One of the most unique features of Lumiar is ‘The Circle’, a weekly meeting in which all students and teachers gather together to discuss issues affecting the school and vote on key decisions. It is a cornerstone of the school’s democratic philosophy: all students aged 4 – 14 must participate, and on this particular day I am fortunate enough to be invited to join them. They learn how to debate, how to express their opinions, and how to respect and value one another’s contribution. The little ones don’t always ‘get it’ - “I had rice for dinner!” comes from one enthusiastic 4 year old. But the older students are patient: they remember what it is like to be that 4 year old, bewildered but eager.
One of the main points up for discussion this morning is the fact a tea set was found smashed in the school kitchen. The culprits – a teenage boy and girl - admit to the mistake almost immediately – they were running, one of their coats caught the tea set, and it smashed. Mistakes of this kind are not punished in this school, but they do often present problems – and those problems need to be solved. In this particular case, a number of suggestions are put forward.

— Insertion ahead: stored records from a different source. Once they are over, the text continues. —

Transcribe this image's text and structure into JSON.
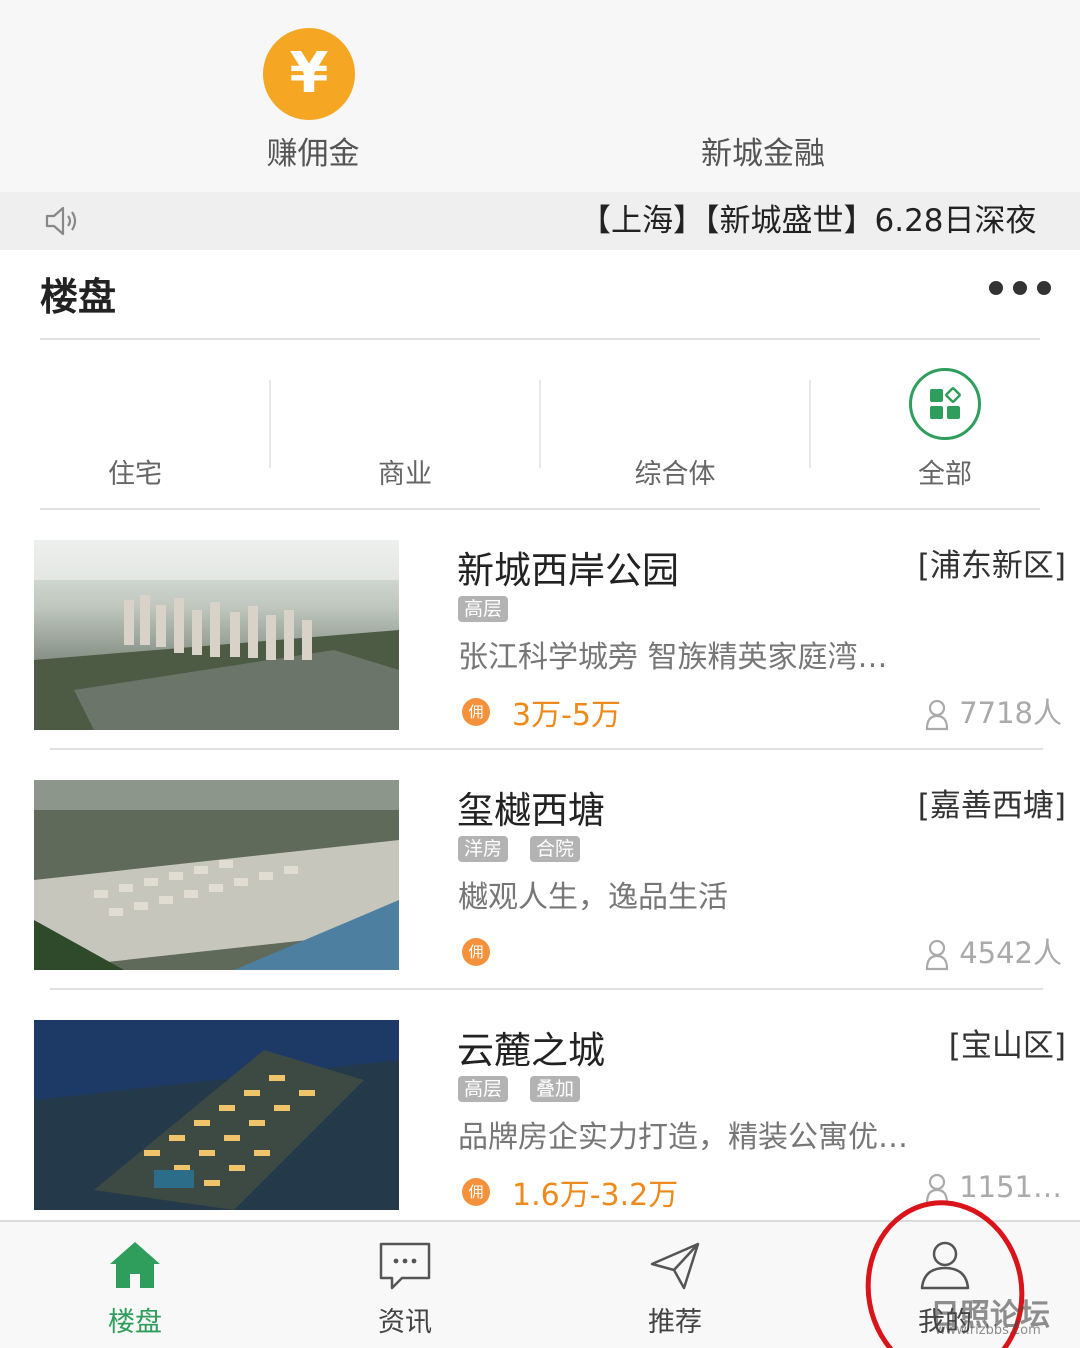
{
  "quick_entries": [
    {
      "label": "赚佣金",
      "icon": "yen-coin-icon",
      "icon_glyph": "¥"
    },
    {
      "label": "新城金融"
    }
  ],
  "marquee": {
    "text": "【上海】【新城盛世】6.28日深夜"
  },
  "section": {
    "title": "楼盘"
  },
  "categories": [
    {
      "label": "住宅"
    },
    {
      "label": "商业"
    },
    {
      "label": "综合体"
    },
    {
      "label": "全部",
      "icon": "grid-icon"
    }
  ],
  "properties": [
    {
      "name": "新城西岸公园",
      "district": "[浦东新区]",
      "tags": [
        "高层"
      ],
      "desc": "张江科学城旁 智族精英家庭湾…",
      "badge": "佣",
      "price": "3万-5万",
      "views": "7718人"
    },
    {
      "name": "玺樾西塘",
      "district": "[嘉善西塘]",
      "tags": [
        "洋房",
        "合院"
      ],
      "desc": "樾观人生，逸品生活",
      "badge": "佣",
      "price": "",
      "views": "4542人"
    },
    {
      "name": "云麓之城",
      "district": "[宝山区]",
      "tags": [
        "高层",
        "叠加"
      ],
      "desc": "品牌房企实力打造，精装公寓优…",
      "badge": "佣",
      "price": "1.6万-3.2万",
      "views": "1151…"
    }
  ],
  "tabbar": [
    {
      "label": "楼盘",
      "icon": "home-icon",
      "active": true
    },
    {
      "label": "资讯",
      "icon": "chat-icon"
    },
    {
      "label": "推荐",
      "icon": "send-icon"
    },
    {
      "label": "我的",
      "icon": "user-icon"
    }
  ],
  "watermark": {
    "text": "日照论坛",
    "url": "www.rizbbs.com"
  },
  "colors": {
    "accent": "#2f9e5c",
    "coin": "#f5a623",
    "price": "#ee8a1b",
    "annotation": "#d9141b"
  }
}
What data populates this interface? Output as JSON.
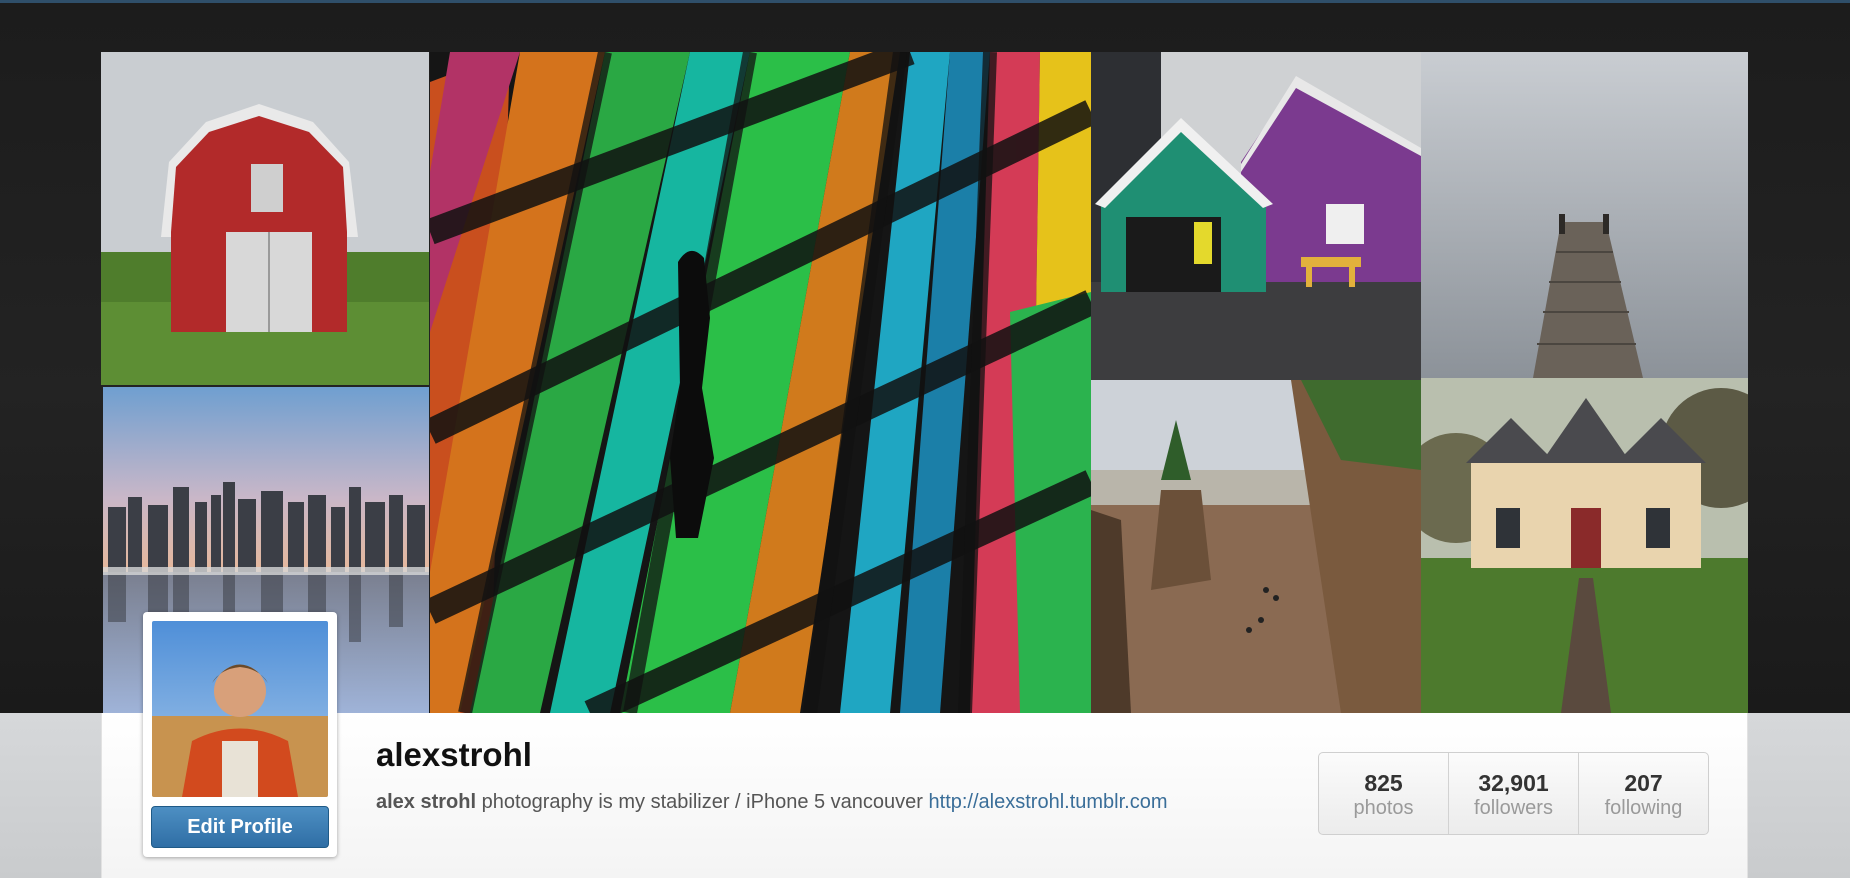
{
  "profile": {
    "username": "alexstrohl",
    "bio_name": "alex strohl",
    "bio_text": " photography is my stabilizer / iPhone 5 vancouver ",
    "bio_link": "http://alexstrohl.tumblr.com",
    "edit_button": "Edit Profile"
  },
  "stats": [
    {
      "value": "825",
      "label": "photos"
    },
    {
      "value": "32,901",
      "label": "followers"
    },
    {
      "value": "207",
      "label": "following"
    }
  ],
  "colors": {
    "accent_link": "#3a6e99",
    "button": "#3b7db4",
    "background_dark": "#1b1b1b"
  }
}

“We should pass rules which say that we can’t run in school!” one student pipes up. The meeting co-ordinator, 8-year old Paulo, writes this suggestion down on the board.
“Maybe we should divide the cost of the tea set between ourselves and the school can buy a new one.” This from one of ‘the culprits’, a small yellow-haired 13 year old.
At this point, someone interjects. “You know, money can’t solve all problems. If they simply give the school money to buy a new tea set, they might not learn from their actions. Their parents will give them the money and it will be too easy for them. How about the school gives them the money, and they have to do research themselves about where to buy a new tea set, and then go and buy it themselves from the shop in their own time? That will be more of a challenge.”
There is a collective ahh. That was a good idea. That was a good solution to the problem. The problem solver who came up with this suggestion sits quietly proud. His name his Bernardo, and he is 6 years old.